Why it matters: OpenAI’s GPT 5.4 has vaulted over Anthropic’s Claude — for the moment — to challenge Google’s Gemini for the top spot. OpenAI touts the GPT-5.4 family’s improved performance per token, but it still requires twice as many tokens as Gemini 3.1 Pro Preview to match the latter’s performance, and its higher efficiency is largely negated by its higher price.
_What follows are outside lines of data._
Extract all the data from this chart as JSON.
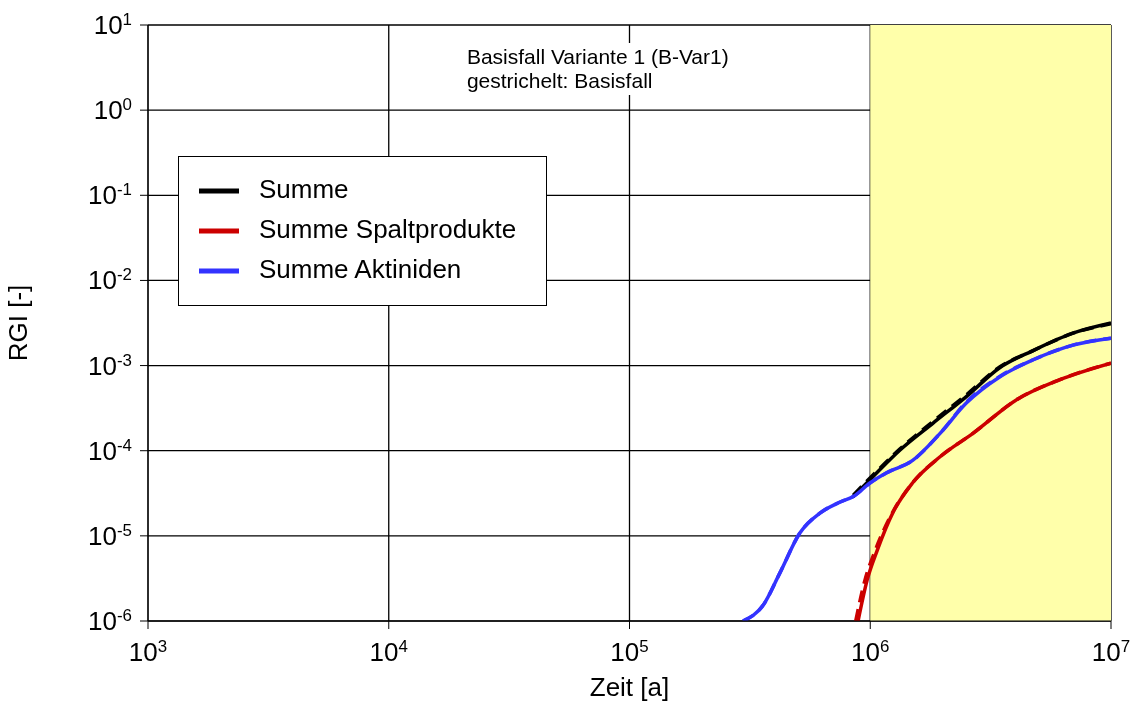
{
  "chart_data": {
    "type": "line",
    "xlabel": "Zeit [a]",
    "ylabel": "RGI [-]",
    "log": "xy",
    "annotations": [
      "Basisfall Variante 1 (B-Var1)",
      "gestrichelt: Basisfall"
    ],
    "xlim": [
      1000,
      10000000
    ],
    "ylim": [
      1e-06,
      10
    ],
    "xticks": [
      {
        "value": 1000,
        "label": "10$^{3}$"
      },
      {
        "value": 10000,
        "label": "10$^{4}$"
      },
      {
        "value": 100000,
        "label": "10$^{5}$"
      },
      {
        "value": 1000000,
        "label": "10$^{6}$"
      },
      {
        "value": 10000000,
        "label": "10$^{7}$"
      }
    ],
    "yticks": [
      {
        "value": 1e-06,
        "label": "10$^{-6}$"
      },
      {
        "value": 1e-05,
        "label": "10$^{-5}$"
      },
      {
        "value": 0.0001,
        "label": "10$^{-4}$"
      },
      {
        "value": 0.001,
        "label": "10$^{-3}$"
      },
      {
        "value": 0.01,
        "label": "10$^{-2}$"
      },
      {
        "value": 0.1,
        "label": "10$^{-1}$"
      },
      {
        "value": 1,
        "label": "10$^{0}$"
      },
      {
        "value": 10,
        "label": "10$^{1}$"
      }
    ],
    "grid": true,
    "legend": "top left",
    "line_style": "solid",
    "bands": [
      {
        "axis": "x",
        "from": 1000000,
        "to": 10000000,
        "color": "#ffffaa"
      }
    ],
    "series": [
      {
        "line_style": "dashed",
        "color": "#000000",
        "x": [
          850000,
          1000000,
          1330000,
          1820000,
          2500000,
          3460000,
          4750000,
          6950000,
          10000000
        ],
        "values": [
          3e-05,
          4.8e-05,
          0.000105,
          0.00022,
          0.00045,
          0.00097,
          0.0015,
          0.0024,
          0.0031
        ]
      },
      {
        "line_style": "dashed",
        "color": "#cc0000",
        "x": [
          870000,
          950000,
          1050000,
          1240000,
          1500000,
          1950000,
          2670000,
          4070000,
          6100000,
          10000000
        ],
        "values": [
          1e-06,
          3e-06,
          6.8e-06,
          1.9e-05,
          4.2e-05,
          8.5e-05,
          0.00016,
          0.0004,
          0.00068,
          0.00107
        ]
      },
      {
        "line_style": "dashed",
        "color": "#3333ff",
        "x": [
          296000,
          360000,
          420000,
          510000,
          620000,
          750000,
          850000,
          1000000,
          1170000,
          1500000,
          1950000,
          2500000,
          3460000,
          4750000,
          6950000,
          10000000
        ],
        "values": [
          1e-06,
          1.55e-06,
          3.6e-06,
          1.08e-05,
          1.86e-05,
          2.5e-05,
          2.9e-05,
          4.2e-05,
          5.5e-05,
          7.7e-05,
          0.00016,
          0.00037,
          0.00075,
          0.00117,
          0.00174,
          0.0021
        ]
      },
      {
        "name": "Summe",
        "color": "#000000",
        "x": [
          850000,
          1000000,
          1330000,
          1820000,
          2500000,
          3460000,
          4750000,
          6950000,
          10000000
        ],
        "values": [
          2.9e-05,
          4.6e-05,
          0.000102,
          0.00021,
          0.00043,
          0.00095,
          0.0015,
          0.0024,
          0.00316
        ]
      },
      {
        "name": "Summe Spaltprodukte",
        "color": "#cc0000",
        "x": [
          890000,
          970000,
          1070000,
          1240000,
          1500000,
          1950000,
          2670000,
          4070000,
          6100000,
          10000000
        ],
        "values": [
          1e-06,
          3e-06,
          6.8e-06,
          1.86e-05,
          4.2e-05,
          8.5e-05,
          0.00016,
          0.0004,
          0.00068,
          0.00107
        ]
      },
      {
        "name": "Summe Aktiniden",
        "color": "#3333ff",
        "x": [
          296000,
          360000,
          420000,
          510000,
          620000,
          750000,
          850000,
          1000000,
          1170000,
          1500000,
          1950000,
          2500000,
          3460000,
          4750000,
          6950000,
          10000000
        ],
        "values": [
          1e-06,
          1.55e-06,
          3.6e-06,
          1.08e-05,
          1.86e-05,
          2.5e-05,
          2.9e-05,
          4.2e-05,
          5.5e-05,
          7.7e-05,
          0.00016,
          0.00036,
          0.00074,
          0.00117,
          0.00174,
          0.0021
        ]
      }
    ]
  }
}
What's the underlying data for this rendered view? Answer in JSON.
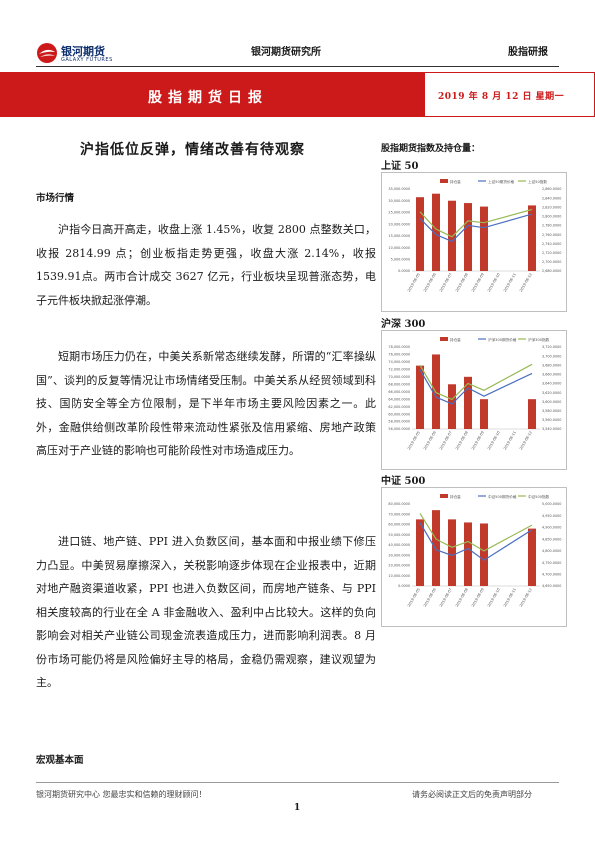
{
  "header": {
    "logo_cn": "银河期货",
    "logo_en": "GALAXY FUTURES",
    "center": "银河期货研究所",
    "right": "股指研报"
  },
  "banner": {
    "title": "股指期货日报",
    "date": "2019 年 8 月 12 日  星期一",
    "color": "#cc1a1a"
  },
  "headline": "沪指低位反弹，情绪改善有待观察",
  "market_section": "市场行情",
  "paragraphs": [
    "沪指今日高开高走，收盘上涨 1.45%，收复 2800 点整数关口，收报 2814.99 点；创业板指走势更强，收盘大涨 2.14%，收报 1539.91点。两市合计成交 3627 亿元，行业板块呈现普涨态势，电子元件板块掀起涨停潮。",
    "短期市场压力仍在，中美关系新常态继续发酵，所谓的“汇率操纵国”、谈判的反复等情况让市场情绪受压制。中美关系从经贸领域到科技、国防安全等全方位限制，是下半年市场主要风险因素之一。此外，金融供给侧改革阶段性带来流动性紧张及信用紧缩、房地产政策高压对于产业链的影响也可能阶段性对市场造成压力。",
    "进口链、地产链、PPI 进入负数区间，基本面和中报业绩下修压力凸显。中美贸易摩擦深入，关税影响逐步体现在企业报表中，近期对地产融资渠道收紧，PPI 也进入负数区间，而房地产链条、与 PPI 相关度较高的行业在全 A 非金融收入、盈利中占比较大。这样的负向影响会对相关产业链公司现金流表造成压力，进而影响利润表。8 月份市场可能仍将是风险偏好主导的格局，金稳仍需观察，建议观望为主。"
  ],
  "macro_section": "宏观基本面",
  "right_caption": "股指期货指数及持仓量：",
  "chart_data": [
    {
      "type": "bar",
      "label": "上证 50",
      "categories": [
        "2019-08-05",
        "2019-08-06",
        "2019-08-07",
        "2019-08-08",
        "2019-08-09",
        "2019-08-10",
        "2019-08-11",
        "2019-08-12"
      ],
      "legend": [
        "持仓量",
        "上证50期货价格",
        "上证50指数"
      ],
      "bar_values": [
        31500,
        33000,
        30000,
        29000,
        27500,
        null,
        null,
        28000
      ],
      "left_ylim": [
        0,
        35000
      ],
      "left_ticks": [
        0,
        5000,
        10000,
        15000,
        20000,
        25000,
        30000,
        35000
      ],
      "right_ylim": [
        2680,
        2860
      ],
      "right_ticks": [
        2680,
        2700,
        2720,
        2740,
        2760,
        2780,
        2800,
        2820,
        2840,
        2860
      ],
      "line1": [
        2810,
        2772,
        2755,
        2790,
        2786,
        null,
        null,
        2815
      ],
      "line2": [
        2795,
        2760,
        2745,
        2780,
        2775,
        null,
        null,
        2805
      ],
      "colors": {
        "bar": "#c0392b",
        "line1": "#98b954",
        "line2": "#4a6fc0"
      }
    },
    {
      "type": "bar",
      "label": "沪深 300",
      "categories": [
        "2019-08-05",
        "2019-08-06",
        "2019-08-07",
        "2019-08-08",
        "2019-08-09",
        "2019-08-10",
        "2019-08-11",
        "2019-08-12"
      ],
      "legend": [
        "持仓量",
        "沪深300期货价格",
        "沪深300指数"
      ],
      "bar_values": [
        73000,
        76000,
        68000,
        70000,
        64000,
        null,
        null,
        64000
      ],
      "left_ylim": [
        56000,
        78000
      ],
      "left_ticks": [
        56000,
        58000,
        60000,
        62000,
        64000,
        66000,
        68000,
        70000,
        72000,
        74000,
        76000,
        78000
      ],
      "right_ylim": [
        3540,
        3720
      ],
      "right_ticks": [
        3540,
        3560,
        3580,
        3600,
        3620,
        3640,
        3660,
        3680,
        3700,
        3720
      ],
      "line1": [
        3680,
        3620,
        3605,
        3640,
        3625,
        null,
        null,
        3682
      ],
      "line2": [
        3670,
        3610,
        3595,
        3630,
        3612,
        null,
        null,
        3662
      ],
      "colors": {
        "bar": "#c0392b",
        "line1": "#98b954",
        "line2": "#4a6fc0"
      }
    },
    {
      "type": "bar",
      "label": "中证 500",
      "categories": [
        "2019-08-05",
        "2019-08-06",
        "2019-08-07",
        "2019-08-08",
        "2019-08-09",
        "2019-08-10",
        "2019-08-11",
        "2019-08-12"
      ],
      "legend": [
        "持仓量",
        "中证500期货价格",
        "中证500指数"
      ],
      "bar_values": [
        65000,
        74000,
        65000,
        62000,
        61000,
        null,
        null,
        56000
      ],
      "left_ylim": [
        0,
        80000
      ],
      "left_ticks": [
        0,
        10000,
        20000,
        30000,
        40000,
        50000,
        60000,
        70000,
        80000
      ],
      "right_ylim": [
        4650,
        5000
      ],
      "right_ticks": [
        4650,
        4700,
        4750,
        4800,
        4850,
        4900,
        4950,
        5000
      ],
      "line1": [
        4960,
        4850,
        4815,
        4840,
        4800,
        null,
        null,
        4910
      ],
      "line2": [
        4920,
        4805,
        4780,
        4810,
        4760,
        null,
        null,
        4890
      ],
      "colors": {
        "bar": "#c0392b",
        "line1": "#98b954",
        "line2": "#4a6fc0"
      }
    }
  ],
  "footer": {
    "left": "银河期货研究中心  您最忠实和信赖的理财顾问！",
    "right": "请务必阅读正文后的免责声明部分",
    "page": "1"
  }
}
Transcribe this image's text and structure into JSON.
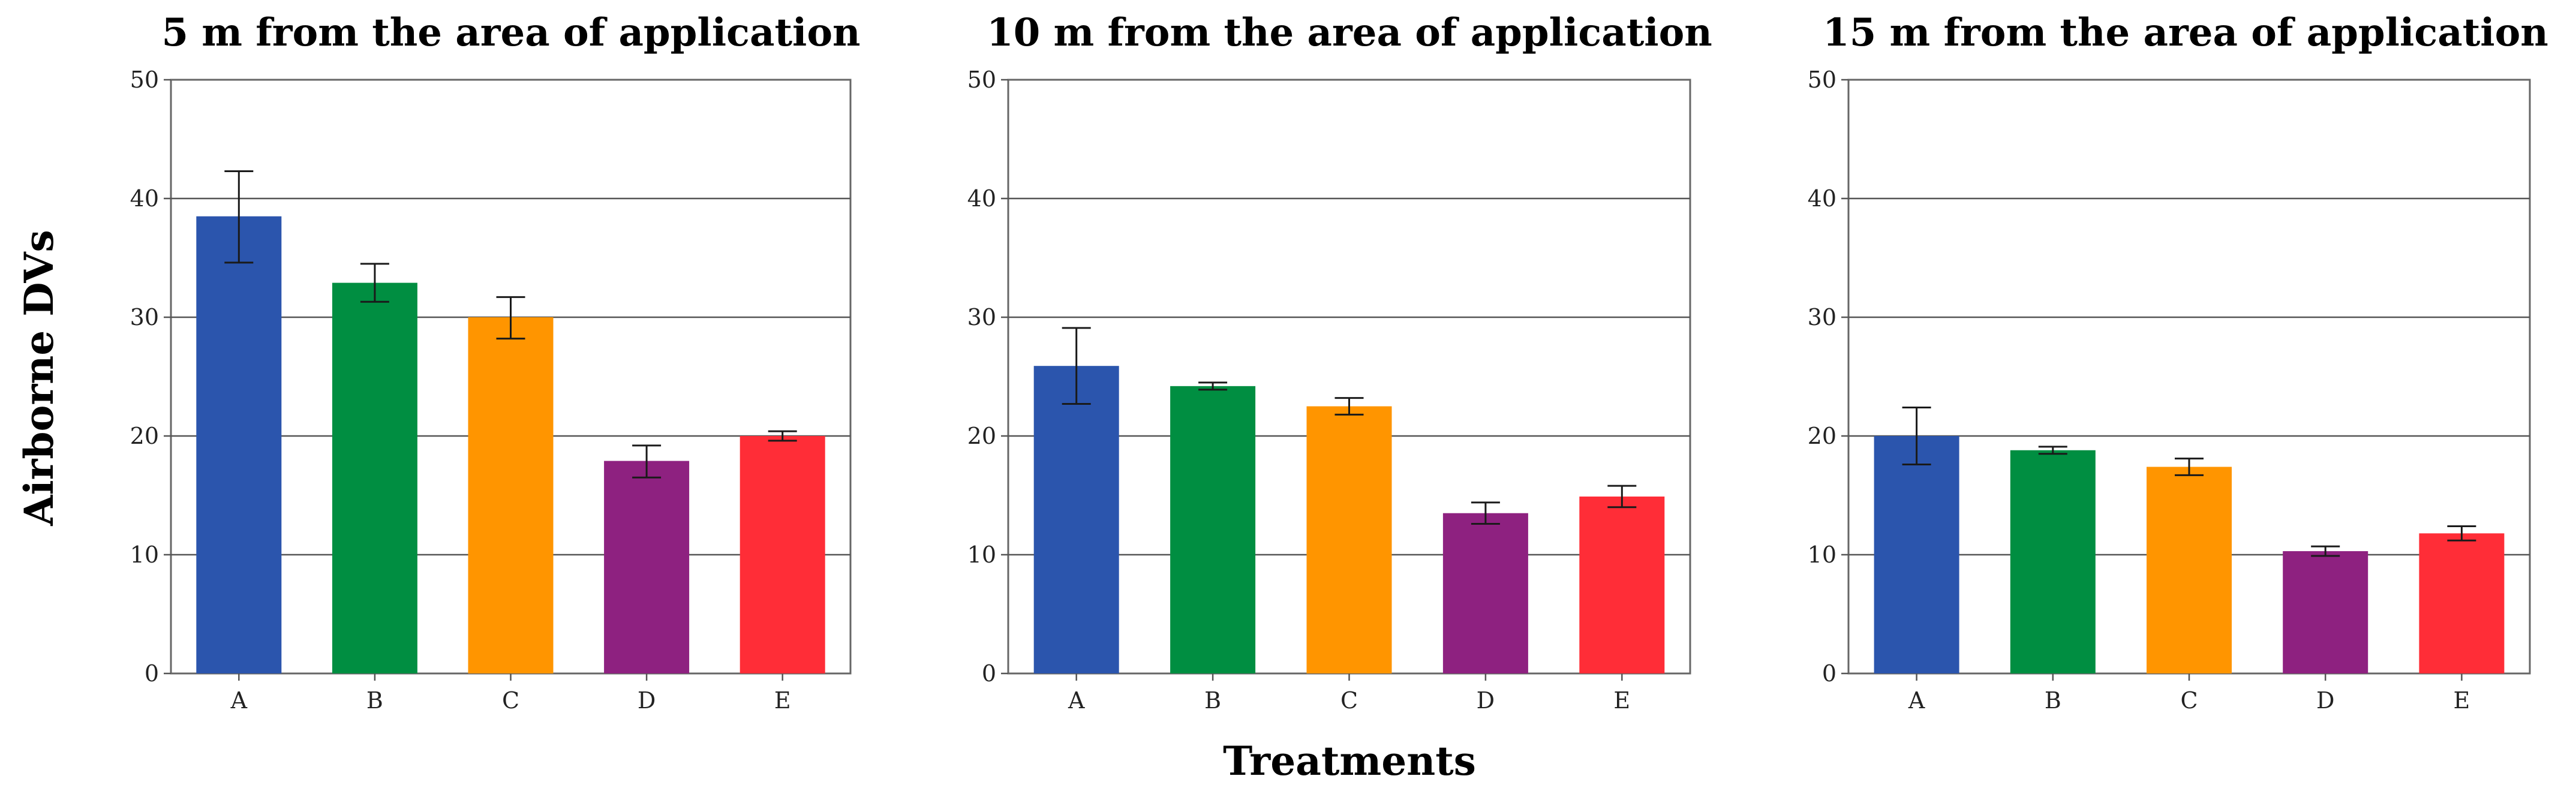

GPT-5.4 Pro is a state-of-the art coding model, and costs less than Claude Opus 4.6 to complete coding tasks. But Google’s ability to keep Gemini 3.1 Preview’s price low and overall intelligence high, along with its ability to process audio and video, remains a formidable obstacle for any AI company that aims to become the undisputed leader.

We’re thinking: GPT-5.4 ranks highest on benchmarks developed internally by OpenAI, as you would expect. But these metrics show that the models are built to solve hard problems in automating office work. GPT-5.4 Pro turned in impressive performance on GDPval (83 percent win or tie rate against professionals across knowledge-work tasks like writing legal briefs and customer-support conversations) and OSWorld-Verified (75 percent success rate on computer use tasks like navigating websites and updating spreadsheets from files, above the 72.4 percent human baseline). Given the high human costs of this work, GPT-5.4 Pro, even at xhigh reasoning, may turn out to be a bargain.